Guarda caso sempre più spesso le procure meridionali si muovono con questo criterio, ed infatti si contesta il reato di estorsione ai disoccupati, che chiedono lavoro, o il furto a chi occupa le case: repressione e criminalizzazione preventiva, insomma, dove poi non ci si premura neanche di portare fatti, prove, tanto si è coperti sempre dal reato associativo che giustifica tutto. In parole povere il PM non sarà in grado di provare l'accusa di cospirazione? non c'è problema: 40 indagati provano che c'era associazione, quindi con l'art. 270 bis la condanna è assicurata. Risulterà ridicola l'accusa di estorsione rivolta ai disoccupati? l'associazione sovversiva risolverà il problema.
Insomma il codice fascista Rocco, rinforzato da altre leggi speciali sono il mezzo che il potere usa per instaurare nel bel paese un regime capace di far digerire gli attacchi allo stato sociale e alle libertà individuali e collettive.
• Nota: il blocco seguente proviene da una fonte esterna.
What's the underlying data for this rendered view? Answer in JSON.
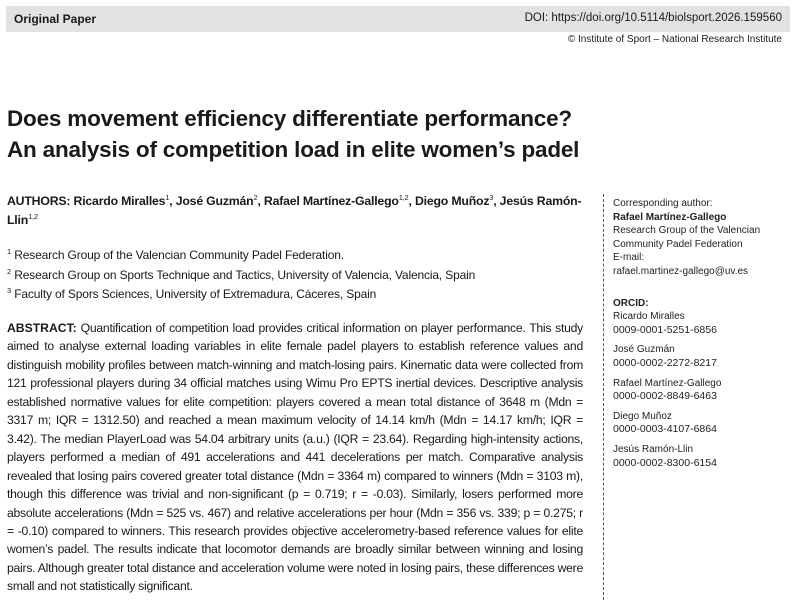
{
  "header": {
    "label": "Original Paper",
    "doi": "DOI: https://doi.org/10.5114/biolsport.2026.159560",
    "copyright": "© Institute of Sport – National Research Institute"
  },
  "title": [
    "Does movement efficiency differentiate performance?",
    "An analysis of competition load in elite women’s padel"
  ],
  "authors": {
    "label": "AUTHORS:",
    "list": [
      {
        "text": "Ricardo Miralles",
        "sup": "1"
      },
      {
        "text": ", José Guzmán",
        "sup": "2"
      },
      {
        "text": ", Rafael Martínez-Gallego",
        "sup": "1,2"
      },
      {
        "text": ", Diego Muñoz",
        "sup": "3"
      },
      {
        "text": ", Jesús Ramón-Llin",
        "sup": "1,2"
      }
    ]
  },
  "affiliations": [
    {
      "sup": "1",
      "text": "Research Group of the Valencian Community Padel Federation."
    },
    {
      "sup": "2",
      "text": "Research Group on Sports Technique and Tactics, University of Valencia, Valencia, Spain"
    },
    {
      "sup": "3",
      "text": "Faculty of Spors Sciences, University of Extremadura, Cáceres, Spain"
    }
  ],
  "abstract": {
    "label": "ABSTRACT:",
    "text": "Quantification of competition load provides critical information on player performance. This study aimed to analyse external loading variables in elite female padel players to establish reference values and distinguish mobility profiles between match-winning and match-losing pairs. Kinematic data were collected from 121 professional players during 34 official matches using Wimu Pro EPTS inertial devices. Descriptive analysis established normative values for elite competition: players covered a mean total distance of 3648 m (Mdn = 3317 m; IQR = 1312.50) and reached a mean maximum velocity of 14.14 km/h (Mdn = 14.17 km/h; IQR = 3.42). The median PlayerLoad was 54.04 arbitrary units (a.u.) (IQR = 23.64). Regarding high-intensity actions, players performed a median of 491 accelerations and 441 decelerations per match. Comparative analysis revealed that losing pairs covered greater total distance (Mdn = 3364 m) compared to winners (Mdn = 3103 m), though this difference was trivial and non-significant (p = 0.719; r = -0.03). Similarly, losers performed more absolute accelerations (Mdn = 525 vs. 467) and relative accelerations per hour (Mdn = 356 vs. 339; p = 0.275; r = -0.10) compared to winners. This research provides objective accelerometry-based reference values for elite women’s padel. The results indicate that locomotor demands are broadly similar between winning and losing pairs. Although greater total distance and acceleration volume were noted in losing pairs, these differences were small and not statistically significant."
  },
  "corresponding": {
    "label": "Corresponding author:",
    "name": "Rafael Martínez-Gallego",
    "lines": [
      "Research Group of the Valencian",
      "Community Padel Federation",
      "E-mail:",
      "rafael.martinez-gallego@uv.es"
    ]
  },
  "orcid": {
    "label": "ORCID:",
    "entries": [
      {
        "name": "Ricardo Miralles",
        "id": "0009-0001-5251-6856"
      },
      {
        "name": "José Guzmán",
        "id": "0000-0002-2272-8217"
      },
      {
        "name": "Rafael Martínez-Gallego",
        "id": "0000-0002-8849-6463"
      },
      {
        "name": "Diego Muñoz",
        "id": "0000-0003-4107-6864"
      },
      {
        "name": "Jesús Ramón-Llin",
        "id": "0000-0002-8300-6154"
      }
    ]
  }
}
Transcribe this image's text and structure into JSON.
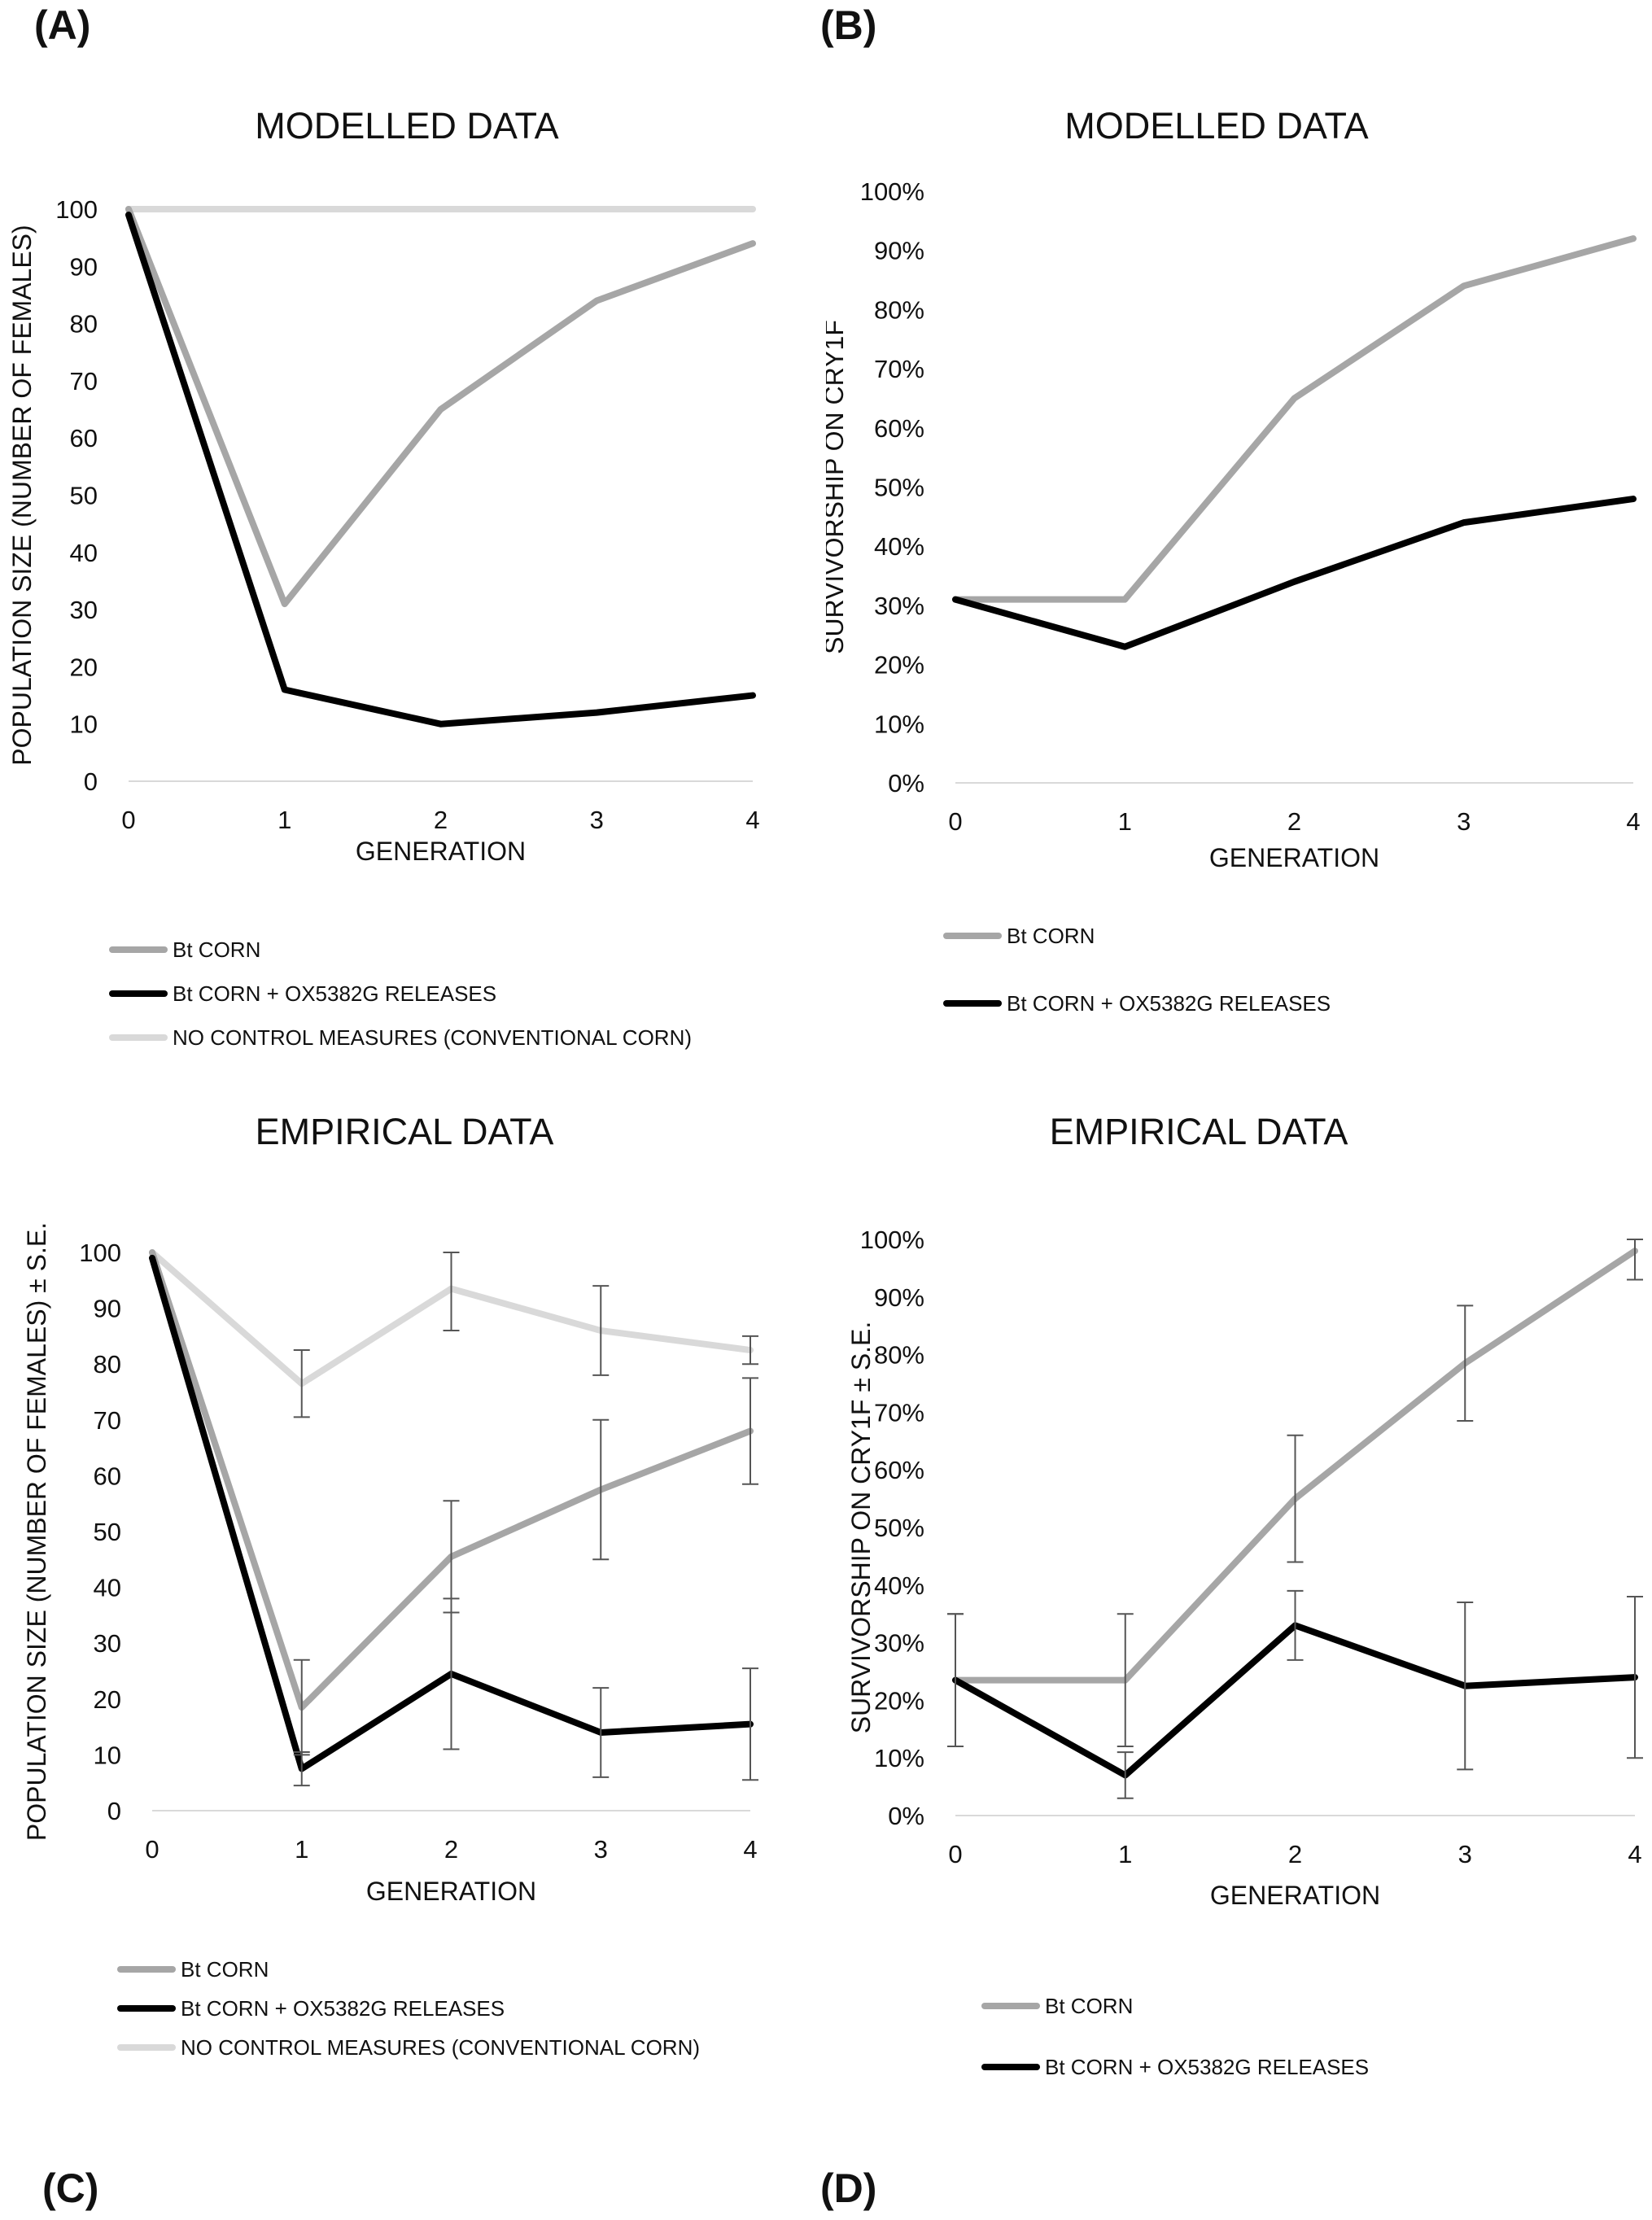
{
  "figure": {
    "panel_labels": [
      "(A)",
      "(B)",
      "(C)",
      "(D)"
    ]
  },
  "chart_data": [
    {
      "panel": "(A)",
      "type": "line",
      "title": "MODELLED DATA",
      "xlabel": "GENERATION",
      "ylabel": "POPULATION SIZE (NUMBER OF FEMALES)",
      "x": [
        0,
        1,
        2,
        3,
        4
      ],
      "xlim": [
        0,
        4
      ],
      "ylim": [
        0,
        100
      ],
      "yticks": [
        0,
        10,
        20,
        30,
        40,
        50,
        60,
        70,
        80,
        90,
        100
      ],
      "ytick_format": "number",
      "grid": false,
      "legend_position": "bottom",
      "series": [
        {
          "name": "Bt CORN",
          "color": "#a6a6a6",
          "values": [
            100,
            31,
            65,
            84,
            94
          ]
        },
        {
          "name": "Bt CORN + OX5382G RELEASES",
          "color": "#000000",
          "values": [
            99,
            16,
            10,
            12,
            15
          ]
        },
        {
          "name": "NO CONTROL MEASURES (CONVENTIONAL CORN)",
          "color": "#d9d9d9",
          "values": [
            100,
            100,
            100,
            100,
            100
          ]
        }
      ]
    },
    {
      "panel": "(B)",
      "type": "line",
      "title": "MODELLED DATA",
      "xlabel": "GENERATION",
      "ylabel": "SURVIVORSHIP ON CRY1F",
      "x": [
        0,
        1,
        2,
        3,
        4
      ],
      "xlim": [
        0,
        4
      ],
      "ylim": [
        0,
        100
      ],
      "yticks": [
        0,
        10,
        20,
        30,
        40,
        50,
        60,
        70,
        80,
        90,
        100
      ],
      "ytick_format": "percent",
      "grid": false,
      "legend_position": "bottom",
      "series": [
        {
          "name": "Bt CORN",
          "color": "#a6a6a6",
          "values": [
            31,
            31,
            65,
            84,
            92
          ]
        },
        {
          "name": "Bt CORN + OX5382G RELEASES",
          "color": "#000000",
          "values": [
            31,
            23,
            34,
            44,
            48
          ]
        }
      ]
    },
    {
      "panel": "(C)",
      "type": "line",
      "title": "EMPIRICAL DATA",
      "xlabel": "GENERATION",
      "ylabel": "POPULATION SIZE (NUMBER OF FEMALES) ± S.E.",
      "x": [
        0,
        1,
        2,
        3,
        4
      ],
      "xlim": [
        0,
        4
      ],
      "ylim": [
        0,
        100
      ],
      "yticks": [
        0,
        10,
        20,
        30,
        40,
        50,
        60,
        70,
        80,
        90,
        100
      ],
      "ytick_format": "number",
      "grid": false,
      "legend_position": "bottom",
      "series": [
        {
          "name": "Bt CORN",
          "color": "#a6a6a6",
          "values": [
            100,
            18.5,
            45.5,
            57.5,
            68
          ],
          "error": [
            null,
            8.5,
            10,
            12.5,
            9.5
          ]
        },
        {
          "name": "Bt CORN + OX5382G RELEASES",
          "color": "#000000",
          "values": [
            99,
            7.5,
            24.5,
            14,
            15.5
          ],
          "error": [
            null,
            3,
            13.5,
            8,
            10
          ]
        },
        {
          "name": "NO CONTROL MEASURES (CONVENTIONAL CORN)",
          "color": "#d9d9d9",
          "values": [
            100,
            76.5,
            93.5,
            86,
            82.5
          ],
          "error": [
            null,
            6,
            7.5,
            8,
            2.5
          ]
        }
      ]
    },
    {
      "panel": "(D)",
      "type": "line",
      "title": "EMPIRICAL DATA",
      "xlabel": "GENERATION",
      "ylabel": "SURVIVORSHIP ON CRY1F ± S.E.",
      "x": [
        0,
        1,
        2,
        3,
        4
      ],
      "xlim": [
        0,
        4
      ],
      "ylim": [
        0,
        100
      ],
      "yticks": [
        0,
        10,
        20,
        30,
        40,
        50,
        60,
        70,
        80,
        90,
        100
      ],
      "ytick_format": "percent",
      "grid": false,
      "legend_position": "bottom",
      "series": [
        {
          "name": "Bt CORN",
          "color": "#a6a6a6",
          "values": [
            23.5,
            23.5,
            55,
            78.5,
            98
          ],
          "error": [
            11.5,
            11.5,
            11,
            10,
            5
          ]
        },
        {
          "name": "Bt CORN + OX5382G RELEASES",
          "color": "#000000",
          "values": [
            23.5,
            7,
            33,
            22.5,
            24
          ],
          "error": [
            11.5,
            4,
            6,
            14.5,
            14
          ]
        }
      ]
    }
  ]
}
E ci stanno riuscendo anche bene, visto che il movimento non è riuscito a mantenere la sua unità di fronte a questo potere forcaiolo. Infatti ormai qualsiasi attacco il potere porti avanti il "movimento" è sempre più spesso pieno di distinguo, di presa di distanze, che non si vedono solo quando si parla di BR, ma che ormai si vedono sempre, anche quando si parla di Jimmi o di altri compagni colpiti dalla repressione.
Non è solo un problema di paura di essere criminalizzato a tua volta, il che sarebbe ugualmente grave, ma è anche, e questo è peggio, la deriva istituzionale di buona parte del movimento, perlomeno del movimento ufficiale.
Perchè quest'attacco repressivo non è solo opera del governo Berlusconi, ma di tutto "l'arco costituzionale". C'è anche l'ulivo a reclamare la criminalizzazione dei "violenti", e quando si parla di ulivo si parla di tutte quelle componenti che all'ulivo (o a qualche sua propaggine) strizzano l'occhio.
E allora si capisce perchè la magnifica risposta di Cosenza di appena un anno fa non si è ripetuta. Non si è ripetuta non solo per rispondere agli attacchi repressivi di altre inchieste, non si è ripetuta nemmeno per rispondere all'attacco contro il Sud Ribelle, che invece solo un anno fa aveva mobilitato ampi settori di opinione pubblica.
E' ora che su queste cose si faccia una seria riflessione, per capire se esiste un movimento e quali sono i parametri, che lo caratterizzano. Anche per capire se questo movimento è in grado di reggere l'attacco forsennato che il potere vuole sferrargli contro.